The yard covered nine and half acres with a 350 ft frontage to the Thames with a deep water jetty. At the gate were a lodge, timekeeper's office and urinals. There was a three bay erecting shop, a galvanising shop, a boiler house, a foundry, a machine shop, an engine house and chimney. There were also offices, a designing room, a stable, a typewriting room, and a strong room.  Somewhere on site was a Massey patent steam hammer, and radial drilling machine by Whitworth. 

 

Sometime between the early 1870s and the late 1880s the yard changed and became a boiler works. The gate to the works had a large sign - ‘Maudslay Sons and Field Ltd. Belleville Boiler Works’.  Belleville Boilers were French and 48 had been ordered by the British Navy in 1892 for the cruisers Powerful and Terrible.

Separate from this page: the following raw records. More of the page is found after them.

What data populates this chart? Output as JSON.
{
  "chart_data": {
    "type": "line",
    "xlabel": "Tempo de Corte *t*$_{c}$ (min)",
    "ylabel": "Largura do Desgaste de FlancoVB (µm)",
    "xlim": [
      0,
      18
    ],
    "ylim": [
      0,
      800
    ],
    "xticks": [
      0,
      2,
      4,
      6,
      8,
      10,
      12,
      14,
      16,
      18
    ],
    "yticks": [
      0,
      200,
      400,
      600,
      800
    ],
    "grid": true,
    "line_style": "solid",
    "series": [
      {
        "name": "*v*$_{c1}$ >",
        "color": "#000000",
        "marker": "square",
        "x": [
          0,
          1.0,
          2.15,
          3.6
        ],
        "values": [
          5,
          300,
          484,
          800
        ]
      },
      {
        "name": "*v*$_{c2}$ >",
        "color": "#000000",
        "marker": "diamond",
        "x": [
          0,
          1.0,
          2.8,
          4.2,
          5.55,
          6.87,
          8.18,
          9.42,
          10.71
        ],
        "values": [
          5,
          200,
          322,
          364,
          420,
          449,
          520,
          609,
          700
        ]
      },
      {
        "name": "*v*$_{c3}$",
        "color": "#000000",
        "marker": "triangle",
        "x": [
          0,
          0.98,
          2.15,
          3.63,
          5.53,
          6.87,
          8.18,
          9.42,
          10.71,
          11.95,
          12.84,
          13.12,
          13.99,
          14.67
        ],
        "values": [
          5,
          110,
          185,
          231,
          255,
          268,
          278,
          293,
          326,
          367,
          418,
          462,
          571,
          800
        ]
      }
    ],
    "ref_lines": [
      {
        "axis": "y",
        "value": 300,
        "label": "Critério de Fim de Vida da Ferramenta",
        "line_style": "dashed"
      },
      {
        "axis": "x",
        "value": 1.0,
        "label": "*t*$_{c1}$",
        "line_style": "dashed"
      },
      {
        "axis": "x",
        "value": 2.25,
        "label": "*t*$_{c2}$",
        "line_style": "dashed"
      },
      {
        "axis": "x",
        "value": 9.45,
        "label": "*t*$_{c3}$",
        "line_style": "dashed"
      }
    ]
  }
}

But the company was failing fast.

 

In May 1896, the company wrote to Morden College that they wanted to move Lambeth Works to East Greenwich and –to extinguish the right of way on the riverside path – a request which had come up several times in the past..  Negotiations were with Herbert Maudslay but he appears less than keen, since he cancelled a meeting with Morden College trustees on the grounds that he had to go to Cowes, .on the Isle of Wight. This ‘urgent business’ might explain a lot about the way in which the family, and the company, was going.  Herbert Maudslay’s main interest was in yachting.  Thirty years previously he had been the owner of Sphinx, said to be the originator of the spinnaker sail, and in 1893 he had been a founder of the Sea View Sailing Club there, He was Hon. Secretary to the Club for eight years, and by 1908 and  remained as Commodore there until his death in 1926. 

 

In the 1890s the Blackwall Tunnel was being built almost underneath the Greenwich site and the Prince of Wales was to open it. The London County Council wanted to alter the frontage of the Blackwall premises for the tunnel but agreement on this could not be reached. The LCC erected a fence on their version of the line and Maudslay’s foreman took it down. Things were beginning to deteriorate even further. In March 1898 the company was summoned by the London County Council and Maudslay had stopped paying any rent to Morden College.

 

In October 1899 receivers were appointed and it was at Greenwich in June 1902 that the bankruptcy sale was held.  Equipment from Lambeth was brought down to Greenwich and the site laid out for the sale. The sale catalogue makes for poignant reading. Here is all the machinery and equipment used by one of the leading engineering companies in the world.  The first item is for the original screw cutting and slide rest lathe and set of stock taps and dies made by Henry Maudslay himself in the early 19th century.  It is a piece of machinery which, it is said, changed the world. At the auction sale it was bought by the Science Museum and has been on display there ever since.  The Science Museum had in fact had first choice of everything that was there.

 

On the fourth day the auction turned to the offices with their lino, and the stools covered in ‘faulty American cloth’, to the square of blue Axminister carpet and a 'japanned tin purdonium'.  There were books ‘Bourne on the Screw Propeller’; coloured prints of the ‘Great Western Steamship’.  In addition, there were 14 photographs of machinery.  Where are those photographs now?  Second on the auction list, after Henry Maudslay’s own equipment, came ‘Camera with Wray Lens’ – which was what they considered their second most valuable piece of equipment.  Wray’s works still stands by the Ravensbourne in Ashgrove Road, Bellingham

 

A sad end to what had been a great company.

 

Many of the ships built by Maudslay Son and Field at Greenwich were identified by the late Hugh Lyon – to whom I am endlessly grateful.